When Dorial Green-Beckham was packing earlier this week in a trade to Philadelphia, a clear message – intentionally or not – was sent by the Tennessee Titans going forward.
Those who are not ready to contribute consistently and immediately to bettering the team will not be on the team. The Titans showed they were no longer willing to wait for DGB to harness his physical skills. In other words, GM Jon Robinson made good on something he said from the outset of getting the job – the days of the Titans drafting project players and hoping to coach them up to contribute down the road are over.
“You’re hope with your early picks, you’re going to pick some guys that are going to play quite a bit. You’re hoping that your first pick and your second pick are going to be starters or at least big contributors to your team,” Titans coach Mike Mularkey said. “I’m excited about all our draft picks, to be honest. There’s not one that hasn’t shown that he’s capable of playing.”
Consider this: Already two members of the 2016 draft class – right tackle Jack Conklin (first round) and receiver Tajae Sharpe (fifth round) – are bonafide starters, while Derrick Henry (second round) might as well be listed as one too, given that he will split time in the backfield with veteran DeMarco Murray.
Beyond that, safety Kevin Byard is nipping at the starters and pushing for playing time, while Kevin Dodd (just back from injury), Austin Johnson and undrafted Antwaun Woods are all battling for roles on the defense, either in a rotation or as key backups.
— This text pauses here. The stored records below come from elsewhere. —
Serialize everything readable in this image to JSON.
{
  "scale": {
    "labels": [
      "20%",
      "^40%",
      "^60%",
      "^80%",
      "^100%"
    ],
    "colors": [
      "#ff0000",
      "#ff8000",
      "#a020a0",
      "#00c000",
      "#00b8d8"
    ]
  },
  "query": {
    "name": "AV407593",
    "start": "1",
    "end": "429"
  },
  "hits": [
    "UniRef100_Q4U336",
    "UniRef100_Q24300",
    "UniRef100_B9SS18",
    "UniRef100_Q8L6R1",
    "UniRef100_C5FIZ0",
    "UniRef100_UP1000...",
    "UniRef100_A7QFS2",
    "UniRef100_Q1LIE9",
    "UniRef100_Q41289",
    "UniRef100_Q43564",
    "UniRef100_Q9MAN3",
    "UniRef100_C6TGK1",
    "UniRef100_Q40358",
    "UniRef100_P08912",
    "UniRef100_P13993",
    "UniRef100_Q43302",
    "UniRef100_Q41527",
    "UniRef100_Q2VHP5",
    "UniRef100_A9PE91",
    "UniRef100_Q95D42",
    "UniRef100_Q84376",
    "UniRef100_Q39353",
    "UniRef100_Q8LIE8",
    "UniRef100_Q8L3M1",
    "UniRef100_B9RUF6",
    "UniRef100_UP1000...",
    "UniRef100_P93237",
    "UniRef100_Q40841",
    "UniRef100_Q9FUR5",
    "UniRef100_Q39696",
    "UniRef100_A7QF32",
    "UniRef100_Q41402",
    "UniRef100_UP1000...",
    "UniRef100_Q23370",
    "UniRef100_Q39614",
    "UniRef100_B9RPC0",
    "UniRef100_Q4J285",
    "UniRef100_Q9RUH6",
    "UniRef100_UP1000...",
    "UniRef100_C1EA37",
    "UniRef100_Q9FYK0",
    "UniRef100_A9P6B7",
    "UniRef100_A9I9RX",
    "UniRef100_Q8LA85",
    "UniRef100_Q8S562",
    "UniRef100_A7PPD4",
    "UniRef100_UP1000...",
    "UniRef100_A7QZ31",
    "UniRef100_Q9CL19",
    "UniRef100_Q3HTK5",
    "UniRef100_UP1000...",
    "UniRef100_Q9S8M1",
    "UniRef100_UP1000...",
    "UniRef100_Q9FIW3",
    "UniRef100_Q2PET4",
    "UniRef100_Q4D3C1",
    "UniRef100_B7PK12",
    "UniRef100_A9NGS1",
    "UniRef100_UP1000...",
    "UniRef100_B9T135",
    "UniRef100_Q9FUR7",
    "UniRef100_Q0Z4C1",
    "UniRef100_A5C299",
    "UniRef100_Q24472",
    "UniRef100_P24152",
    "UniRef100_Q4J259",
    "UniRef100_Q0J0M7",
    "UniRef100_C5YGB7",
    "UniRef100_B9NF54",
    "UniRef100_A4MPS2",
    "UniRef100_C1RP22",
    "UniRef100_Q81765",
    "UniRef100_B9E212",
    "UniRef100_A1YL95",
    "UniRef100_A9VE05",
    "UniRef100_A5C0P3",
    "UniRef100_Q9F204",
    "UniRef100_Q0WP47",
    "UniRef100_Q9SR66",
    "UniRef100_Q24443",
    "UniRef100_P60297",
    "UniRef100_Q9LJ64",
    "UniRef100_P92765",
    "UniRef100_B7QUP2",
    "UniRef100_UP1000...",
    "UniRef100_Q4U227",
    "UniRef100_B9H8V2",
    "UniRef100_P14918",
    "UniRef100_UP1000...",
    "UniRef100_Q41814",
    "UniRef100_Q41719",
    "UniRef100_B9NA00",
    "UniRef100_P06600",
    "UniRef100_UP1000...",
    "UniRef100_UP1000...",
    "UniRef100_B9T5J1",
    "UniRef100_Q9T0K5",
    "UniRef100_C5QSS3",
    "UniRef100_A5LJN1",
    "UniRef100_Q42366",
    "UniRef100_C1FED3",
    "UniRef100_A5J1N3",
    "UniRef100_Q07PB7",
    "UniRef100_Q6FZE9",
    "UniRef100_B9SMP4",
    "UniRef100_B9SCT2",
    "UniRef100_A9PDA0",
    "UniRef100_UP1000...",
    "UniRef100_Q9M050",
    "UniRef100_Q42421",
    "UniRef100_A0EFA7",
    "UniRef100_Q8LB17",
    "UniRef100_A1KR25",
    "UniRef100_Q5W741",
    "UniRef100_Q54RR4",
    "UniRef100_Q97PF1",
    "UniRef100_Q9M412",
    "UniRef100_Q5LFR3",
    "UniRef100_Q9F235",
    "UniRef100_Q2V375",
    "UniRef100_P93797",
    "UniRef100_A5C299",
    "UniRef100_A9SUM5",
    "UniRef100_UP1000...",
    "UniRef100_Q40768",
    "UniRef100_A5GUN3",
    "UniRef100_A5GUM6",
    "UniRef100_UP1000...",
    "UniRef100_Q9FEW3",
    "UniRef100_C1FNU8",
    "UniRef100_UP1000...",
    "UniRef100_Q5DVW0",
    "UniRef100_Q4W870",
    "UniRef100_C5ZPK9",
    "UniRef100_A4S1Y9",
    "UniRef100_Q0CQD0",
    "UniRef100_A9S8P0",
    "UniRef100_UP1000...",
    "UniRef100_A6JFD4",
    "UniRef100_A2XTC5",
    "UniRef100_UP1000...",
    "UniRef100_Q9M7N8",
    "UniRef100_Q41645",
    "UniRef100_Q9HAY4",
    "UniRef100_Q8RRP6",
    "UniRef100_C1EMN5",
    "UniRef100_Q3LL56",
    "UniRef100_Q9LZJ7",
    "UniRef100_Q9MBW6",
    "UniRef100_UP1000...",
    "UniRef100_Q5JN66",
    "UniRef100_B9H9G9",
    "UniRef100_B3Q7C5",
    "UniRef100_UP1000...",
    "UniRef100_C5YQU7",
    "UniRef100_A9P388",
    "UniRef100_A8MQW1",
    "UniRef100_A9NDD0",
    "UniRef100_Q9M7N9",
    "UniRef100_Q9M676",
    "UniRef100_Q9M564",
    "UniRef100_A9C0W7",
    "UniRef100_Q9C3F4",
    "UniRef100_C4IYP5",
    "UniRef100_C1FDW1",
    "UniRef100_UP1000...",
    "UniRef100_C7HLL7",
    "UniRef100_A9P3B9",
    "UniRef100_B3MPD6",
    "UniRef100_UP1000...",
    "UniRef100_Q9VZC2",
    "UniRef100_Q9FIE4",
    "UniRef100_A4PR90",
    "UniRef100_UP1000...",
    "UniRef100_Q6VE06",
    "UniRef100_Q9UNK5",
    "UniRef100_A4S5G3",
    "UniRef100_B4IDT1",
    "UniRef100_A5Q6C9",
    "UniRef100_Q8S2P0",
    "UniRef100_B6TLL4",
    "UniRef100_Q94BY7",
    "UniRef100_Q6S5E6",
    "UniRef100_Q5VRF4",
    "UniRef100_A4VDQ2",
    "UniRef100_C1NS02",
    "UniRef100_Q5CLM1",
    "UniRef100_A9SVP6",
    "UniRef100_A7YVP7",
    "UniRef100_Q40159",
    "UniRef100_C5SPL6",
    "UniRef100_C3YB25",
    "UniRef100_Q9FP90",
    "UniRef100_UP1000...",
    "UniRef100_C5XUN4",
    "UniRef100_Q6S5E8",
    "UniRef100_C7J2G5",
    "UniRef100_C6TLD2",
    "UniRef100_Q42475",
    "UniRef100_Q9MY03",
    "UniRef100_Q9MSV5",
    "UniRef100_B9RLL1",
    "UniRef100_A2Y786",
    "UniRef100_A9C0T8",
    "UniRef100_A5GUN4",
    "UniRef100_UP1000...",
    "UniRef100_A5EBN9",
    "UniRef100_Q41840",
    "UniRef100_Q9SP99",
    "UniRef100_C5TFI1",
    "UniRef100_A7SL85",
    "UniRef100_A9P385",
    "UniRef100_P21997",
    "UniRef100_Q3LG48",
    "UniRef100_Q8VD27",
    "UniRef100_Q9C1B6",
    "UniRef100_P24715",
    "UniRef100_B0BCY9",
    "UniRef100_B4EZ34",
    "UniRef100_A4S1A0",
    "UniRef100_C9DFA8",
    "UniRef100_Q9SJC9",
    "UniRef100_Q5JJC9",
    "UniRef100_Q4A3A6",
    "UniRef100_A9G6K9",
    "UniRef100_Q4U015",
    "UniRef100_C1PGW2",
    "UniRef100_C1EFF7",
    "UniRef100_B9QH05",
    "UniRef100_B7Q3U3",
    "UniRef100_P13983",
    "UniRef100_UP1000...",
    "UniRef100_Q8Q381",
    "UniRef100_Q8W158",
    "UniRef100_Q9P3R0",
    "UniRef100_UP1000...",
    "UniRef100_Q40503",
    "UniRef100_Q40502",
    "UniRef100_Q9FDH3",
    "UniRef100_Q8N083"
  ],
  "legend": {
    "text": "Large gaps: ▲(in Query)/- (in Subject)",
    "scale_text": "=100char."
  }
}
Seventh-round linebacker Aaron Wallace was impressing before he hurt his ankle.
Late-round defensive backs LeShaun Sims and Kalen Reed are poised to get longer looks now in the preseason. Sims will run with the second team on Saturday against Carolina. Reed, as well as Byard, will work as kick returners vs. the Panthers.
“I’m anxious to see some of that, but they’ve all held their own,” Mularkey said.
What it means is that the Class of 2016 is one that has hit the ground running in terms of contributing beyond just covering kicks on special teams.
In recent years, with so many coaching and general manager changes, the Titans have been lucky to have more than one player in any draft survive long enough to pan out and become a consistent starter. In fact, other than 2011, where two players still remain (Jurrell Casey and Karl Klug), only one player each remains from the draft classes of 2008-12.
Even last year’s class has only quarterback Marcus Mariota, defensive lineman Angelo Blackson and fullback Jalston Fowler, who are guaranteed to figure into this year’s plans for the Titans. DGB has already moved on, and the other members of last year’s draft class are all in a battle to stay on the 53-man roster.
Sure, the most recent crop of rookies is going to get the benefit of the doubt from the regime that drafted them. But with the way players like Conklin, Sharpe and Henry are stepping in right away to show they belong, it gives off a feel that maybe this group has more staying power than some of the previous ones.